Dans quel état d'esprit nos élèves, lorsqu'ils sont arméniens, peuvent-ils écouter nos leçons d'histoire, de culture nationale, de religion, etc., alors que dans les cours voisines de l'école leurs compatriotes meurent de faim ?
Oui, n'y a-t-il pas là de quoi désorienter les enfants musulmans qui assistent à nos cours en ayant à l'esprit de telles images ? Car il y a beaucoup d'honnêtes musulmans qui condamnent avec dégoût ce massacre de femmes et d'enfants innocents dans lequel ils voient une insulte aux commandements du Dieu de miséricorde, et qui, n'arrivant pas à concevoir que leur propre gouvernement puisse être à l'origine d'actes aussi criminels, en recherchent les instigateurs parmi les Allemands. De monstrueuses taches menacent de ternir l'honneur de l'Allemagne dans la future mémoire historique des peuples d'Orient.
Il ne nous appartient pas de discuter des justifications politiques qui ont amené les autorités à chasser les Arméniens de leurs montagnes. Mais une chose est certaine, et nous voulons et devons la proclamer bien haut : si les expulsions doivent continuer à revêtir cette forme abominable et à se traduire par un massacre de femmes et d'enfants sans précédent dans l'Histoire, notre tâche d'enseignants allemands subira dans ce pays un préjudice absolument irrémédiable.

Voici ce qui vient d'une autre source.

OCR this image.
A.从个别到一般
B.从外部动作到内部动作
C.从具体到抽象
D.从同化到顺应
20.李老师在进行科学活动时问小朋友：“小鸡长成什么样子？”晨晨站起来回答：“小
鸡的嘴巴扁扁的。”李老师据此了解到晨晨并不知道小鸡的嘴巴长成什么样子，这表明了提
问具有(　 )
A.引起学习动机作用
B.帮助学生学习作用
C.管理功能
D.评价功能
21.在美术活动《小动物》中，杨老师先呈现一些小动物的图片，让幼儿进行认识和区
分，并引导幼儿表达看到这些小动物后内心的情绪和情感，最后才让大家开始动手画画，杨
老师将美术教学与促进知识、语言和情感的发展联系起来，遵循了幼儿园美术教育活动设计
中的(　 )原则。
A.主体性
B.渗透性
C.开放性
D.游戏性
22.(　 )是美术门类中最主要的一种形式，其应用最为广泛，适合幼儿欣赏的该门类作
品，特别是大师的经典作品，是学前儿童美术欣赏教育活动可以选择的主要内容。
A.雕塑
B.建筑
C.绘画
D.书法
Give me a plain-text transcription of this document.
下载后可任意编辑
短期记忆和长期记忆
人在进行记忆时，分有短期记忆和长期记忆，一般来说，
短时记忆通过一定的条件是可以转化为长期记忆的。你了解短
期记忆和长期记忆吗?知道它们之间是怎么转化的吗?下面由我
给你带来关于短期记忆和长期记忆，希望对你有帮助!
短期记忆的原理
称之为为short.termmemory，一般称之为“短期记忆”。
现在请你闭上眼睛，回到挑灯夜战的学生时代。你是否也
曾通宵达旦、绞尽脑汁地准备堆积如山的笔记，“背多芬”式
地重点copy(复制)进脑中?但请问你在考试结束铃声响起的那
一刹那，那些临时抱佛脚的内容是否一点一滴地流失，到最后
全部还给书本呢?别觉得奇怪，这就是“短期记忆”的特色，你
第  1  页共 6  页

Nous avons le ferme espoir que le ministère des Affaires étrangères pourra user de son influence pour faire arrêter ce meurtre ignominieux avant qu'il ne soit trop tard et nous laver, nous, professeurs allemands, de la honte qu'éveille en nous le soupçon de complicité que nourrissent déjà chrétiens et musulmans de Turquie et qui se répandra plus tard dans le monde entier — une honte qui pèse chaque jour un peu plus sur nos âmes.
Dr. Niepage, professeur.
Il n'y a pas la moindre exagération dans l'exposé de notre collègue, le Dr Niepage. Nous respirons depuis des mois l'odeur des cadavres et vivons au milieu de mourants. Seul l'espoir que cette situation révoltante prendra bientôt fin nous permet encore de travailler au collège, et aussi la volonté de prouver à la population non turque de la région, dans la mesure de nos faibles moyens, que nous, Allemands, n'avons personnellement rien à voir avec les effroyables méthodes de ce pays.
Le directeur, Huber Eduard Graeter, Marie Spieker Dr. Phil.
Source : J. Lepsius, Archives du génocide des Arméniens, Fayard, 1986.